Pour ma part, j'aurais conseillé d'observer tout d'abord : l'enfant est-il en disposition pour écouter ? Pour un enfant TDAH notamment, on capte d'abord son attention, son regard. Certains ont besoin de consignes indiquées deux fois : la première fois, ils ne sont pas parvenus à la comprendre réellement. Parfois, il faut la reformuler ou demander à l'enfant de la reformuler pour s'assurer de sa compréhension.

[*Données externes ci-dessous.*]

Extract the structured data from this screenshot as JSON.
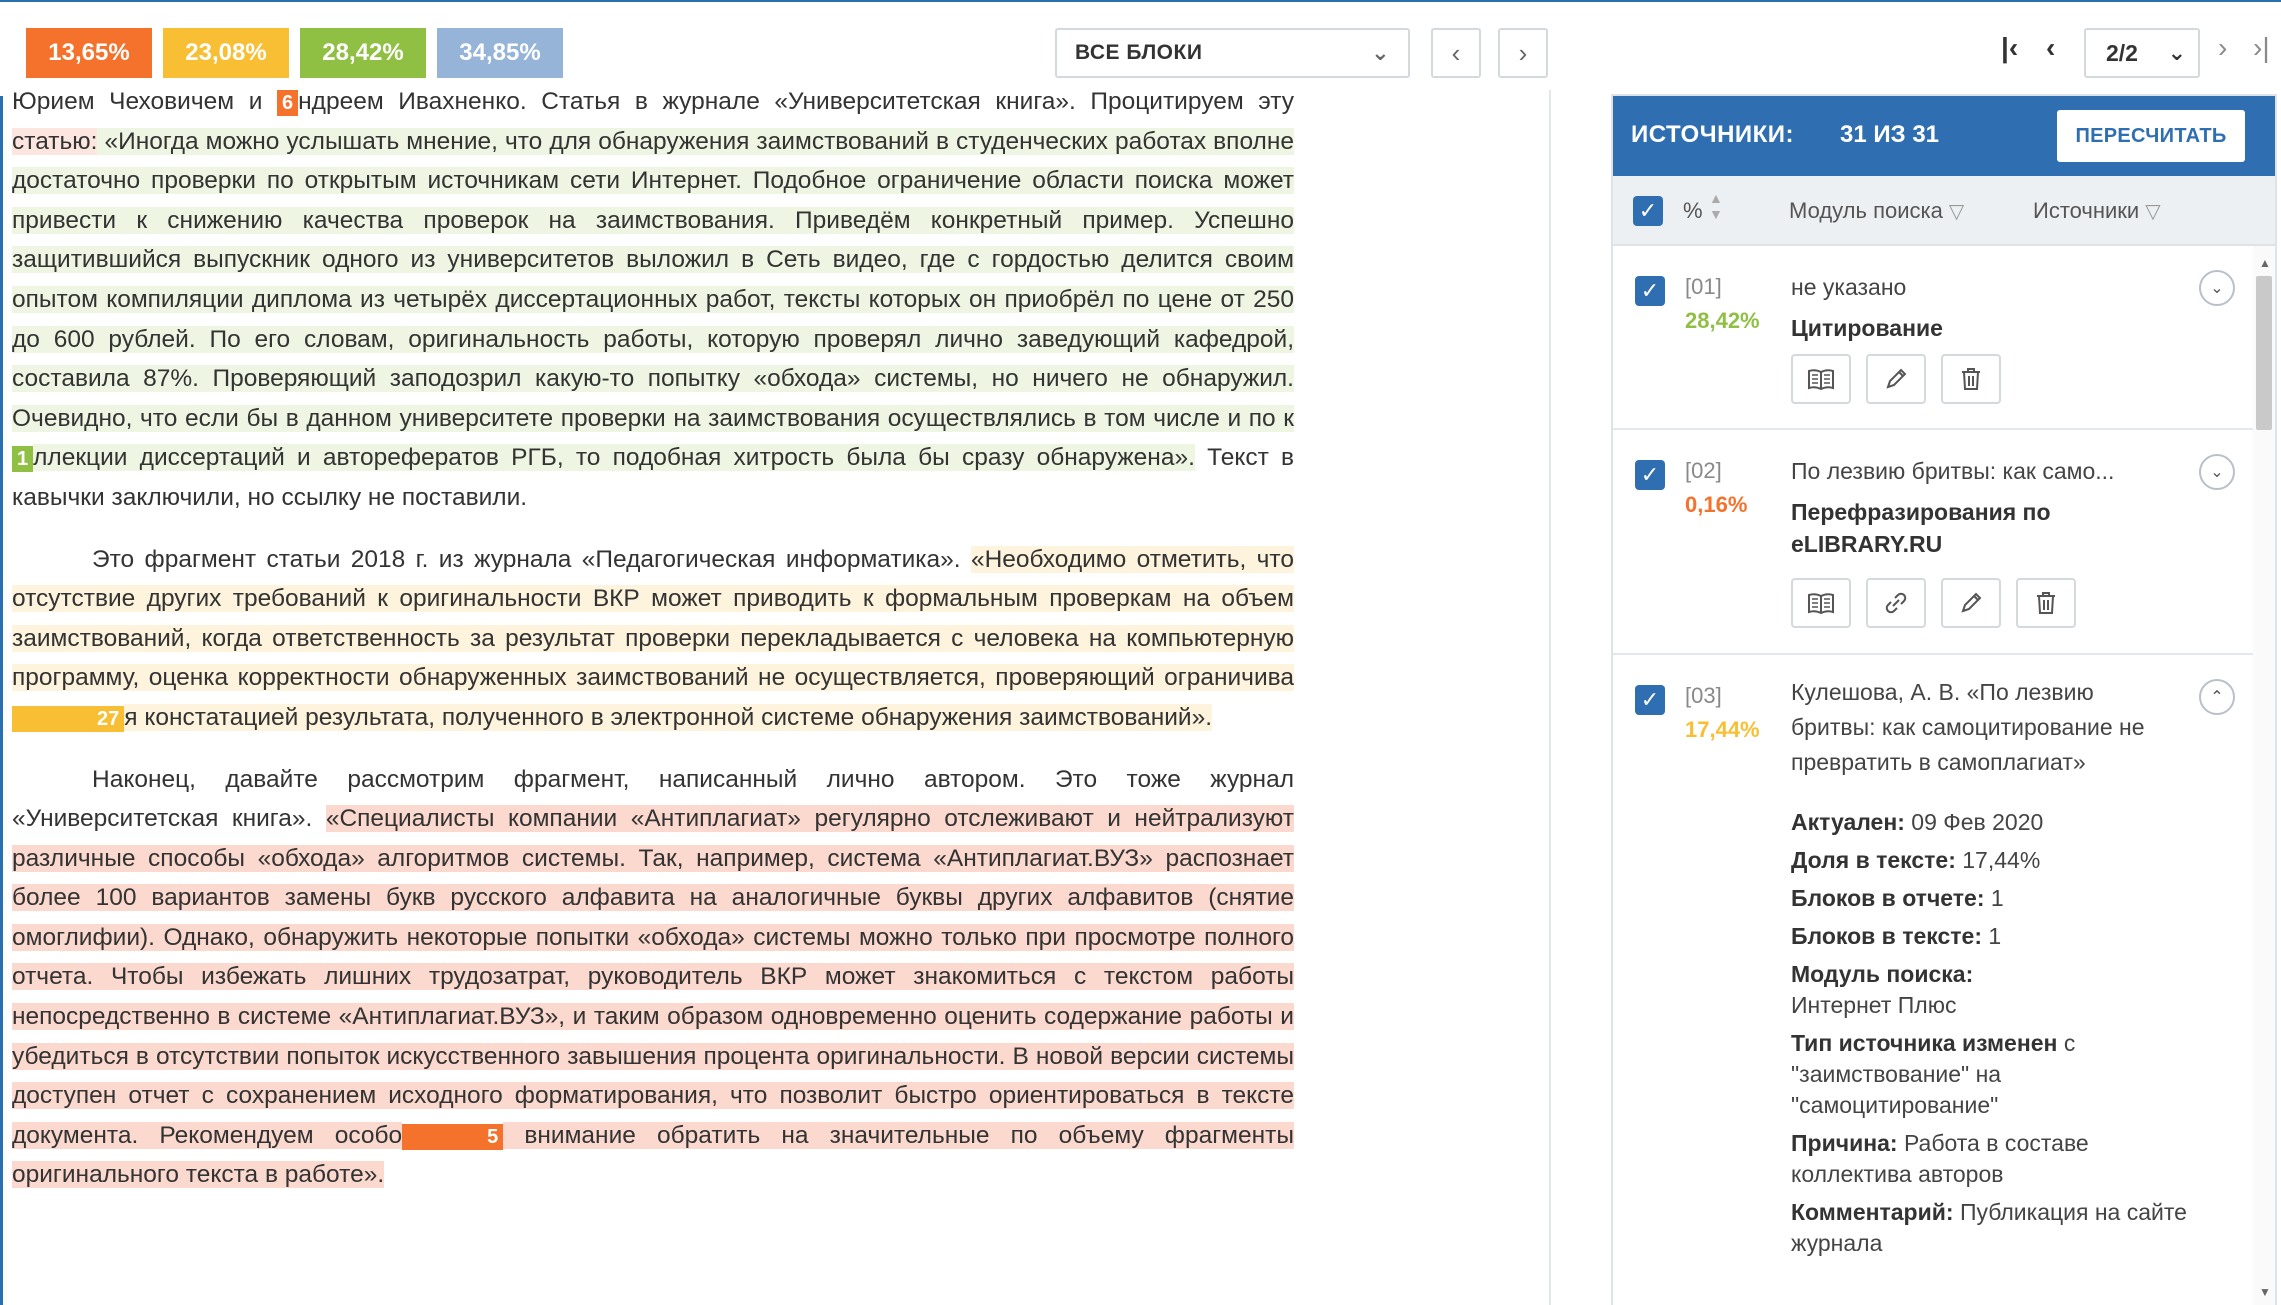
{
  "toolbar": {
    "badges": [
      {
        "label": "13,65%",
        "color": "#f4722b"
      },
      {
        "label": "23,08%",
        "color": "#f8bf35"
      },
      {
        "label": "28,42%",
        "color": "#8fc044"
      },
      {
        "label": "34,85%",
        "color": "#95b4d7"
      }
    ],
    "blocks_select": "ВСЕ БЛОКИ",
    "prev_icon": "chevron-left-icon",
    "next_icon": "chevron-right-icon",
    "page_select": "2/2",
    "first_icon": "first-page-icon",
    "last_icon": "last-page-icon"
  },
  "document": {
    "p1": {
      "lead": "Юрием Чеховичем и ",
      "marker_a": "6",
      "lead2": "ндреем Ивахненко. Статья в журнале «Университетская книга». Процитируем эту ",
      "word": "статью:",
      "quote_a": " «Иногда можно услышать мнение, что для обнаружения заимствований в студенческих работах вполне достаточно проверки по открытым источникам сети Интернет. Подобное ограничение области поиска может привести к снижению качества проверок на заимствования. Приведём конкретный пример. Успешно защитившийся выпускник одного из университетов выложил в Сеть видео, где с гордостью делится своим опытом компиляции диплома из четырёх диссертационных работ, тексты которых он приобрёл по цене от 250 до 600 рублей. По его словам, оригинальность работы, которую проверял лично заведующий кафедрой, составила 87%. Проверяющий заподозрил какую-то попытку «обхода» системы, но ничего не обнаружил. Очевидно, что если бы в данном университете проверки на заимствования осуществлялись в том числе и по к",
      "marker_b": "1",
      "quote_b": "ллекции диссертаций и авторефератов РГБ, то подобная хитрость была бы сразу обнаружена».",
      "tail": " Текст в кавычки заключили, но ссылку не поставили."
    },
    "p2": {
      "lead": "Это фрагмент статьи 2018 г. из журнала «Педагогическая информатика». ",
      "quote_a": "«Необходимо отметить, что отсутствие других требований к оригинальности ВКР может приводить к формальным проверкам на объем заимствований, когда ответственность за результат проверки перекладывается с человека на компьютерную программу, оценка корректности обнаруженных заимствований не осуществляется, проверяющий ограничива",
      "marker": "27",
      "quote_b": "я констатацией результата, полученного в электронной системе обнаружения заимствований»."
    },
    "p3": {
      "lead": "Наконец, давайте рассмотрим фрагмент, написанный лично автором. Это тоже журнал «Университетская книга». ",
      "quote_a": "«Специалисты компании «Антиплагиат» регулярно отслеживают и нейтрализуют различные способы «обхода» алгоритмов системы. Так, например, система «Антиплагиат.ВУЗ» распознает более 100 вариантов замены букв русского алфавита на аналогичные буквы других алфавитов (снятие омоглифии). Однако, обнаружить некоторые попытки «обхода» системы можно только при просмотре полного отчета. Чтобы избежать лишних трудозатрат, руководитель ВКР может знакомиться с текстом работы непосредственно в системе «Антиплагиат.ВУЗ», и таким образом одновременно оценить содержание работы и убедиться в отсутствии попыток искусственного завышения процента оригинальности. В новой версии системы доступен отчет с сохранением исходного форматирования, что позволит быстро ориентироваться в тексте документа. Рекомендуем особо",
      "marker": "5",
      "quote_b": " внимание обратить на значительные по объему фрагменты оригинального текста в работе»."
    }
  },
  "panel": {
    "title": "ИСТОЧНИКИ:",
    "count": "31 ИЗ 31",
    "recalc": "ПЕРЕСЧИТАТЬ",
    "filter": {
      "percent": "%",
      "module": "Модуль поиска",
      "sources": "Источники"
    },
    "items": [
      {
        "num": "[01]",
        "percent": "28,42%",
        "percent_color": "#8fc044",
        "name": "не указано",
        "type": "Цитирование"
      },
      {
        "num": "[02]",
        "percent": "0,16%",
        "percent_color": "#f4722b",
        "name": "По лезвию бритвы: как само...",
        "type": "Перефразирования по eLIBRARY.RU"
      },
      {
        "num": "[03]",
        "percent": "17,44%",
        "percent_color": "#f8bf35",
        "name": "Кулешова, А. В. «По лезвию бритвы: как самоцитирование не превратить в самоплагиат»",
        "details": {
          "actual_label": "Актуален:",
          "actual_value": "09 Фев 2020",
          "share_label": "Доля в тексте:",
          "share_value": "17,44%",
          "blocks_report_label": "Блоков в отчете:",
          "blocks_report_value": "1",
          "blocks_text_label": "Блоков в тексте:",
          "blocks_text_value": "1",
          "module_label": "Модуль поиска:",
          "module_value": "Интернет Плюс",
          "changed_label": "Тип источника изменен",
          "changed_value": "с \"заимствование\" на \"самоцитирование\"",
          "reason_label": "Причина:",
          "reason_value": "Работа в составе коллектива авторов",
          "comment_label": "Комментарий:",
          "comment_value": "Публикация на сайте журнала"
        }
      }
    ]
  }
}
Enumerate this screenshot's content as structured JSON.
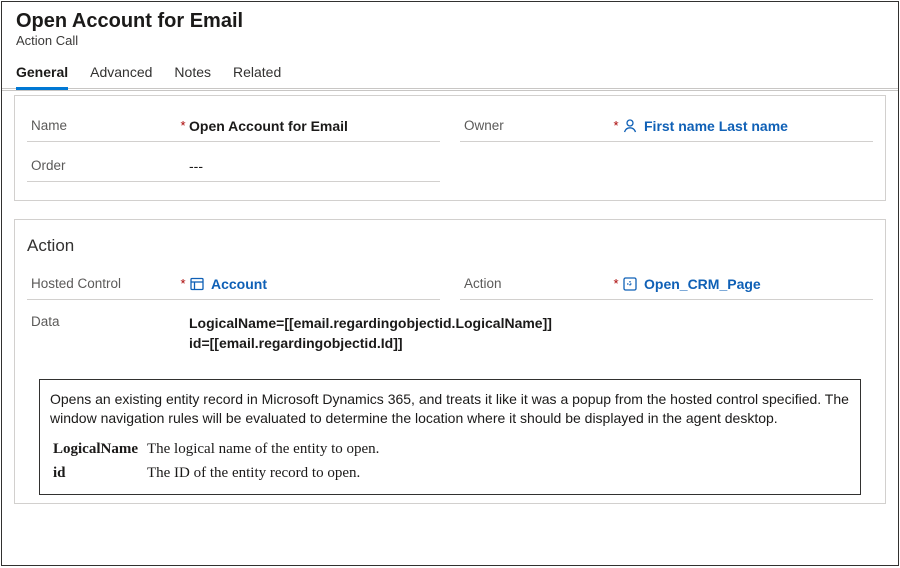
{
  "header": {
    "title": "Open Account for Email",
    "subtitle": "Action Call"
  },
  "tabs": {
    "general": "General",
    "advanced": "Advanced",
    "notes": "Notes",
    "related": "Related"
  },
  "fields": {
    "name_label": "Name",
    "name_value": "Open Account for Email",
    "owner_label": "Owner",
    "owner_value": "First name Last name",
    "order_label": "Order",
    "order_value": "---"
  },
  "action": {
    "section_title": "Action",
    "hosted_control_label": "Hosted Control",
    "hosted_control_value": "Account",
    "action_label": "Action",
    "action_value": "Open_CRM_Page",
    "data_label": "Data",
    "data_value": "LogicalName=[[email.regardingobjectid.LogicalName]]\nid=[[email.regardingobjectid.Id]]"
  },
  "doc": {
    "desc": "Opens an existing entity record in Microsoft Dynamics 365, and treats it like it was a popup from the hosted control specified.   The window navigation rules will be evaluated to determine the location where it should be displayed in the agent desktop.",
    "param1_name": "LogicalName",
    "param1_desc": "The logical name of the entity to open.",
    "param2_name": "id",
    "param2_desc": "The ID of the entity record to open."
  }
}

S'il y a conséquence, celle-ci doit être connue à l'avance. Cela suppose donc que c'est ou une consigne habituelle ou bien une consigne nouvelle et qu'on aura averti de la conséquence.
Indiquer une conséquence précise aurait pu aider le parent à mieux cerner quelle conséquence peut être prévue. Par exemple : si ranger ses jouets n'est pas fait, on peut les placer dans un sac hors de portée durant un temps donné.
Maintenant, pour ma part, j'ai toujours négocié le rangement de plusieurs façons : jeux laissés en l'état dans leurs espaces avec passage pour accéder au lit ; sauf le samedi, jour du rangement. Aide pour les enfants qui ne savaient pas par où commencer. Bacs de couleur pour les différents types de jouets, etc.
Le cadre, oui, mais pas n'importe comment.
Conclusion
C'est un ouvrage utile pour les parents qui cherchent à déculpabiliser et à mieux comprendre ce qu'est l'éducation positive réaliste, le titre étant d'ailleurs plutôt bien choisi !
En revanche, ce n'est pas un livre qui suffira, à lui seul, à guider concrètement un parent confronté aux difficultés du quotidien.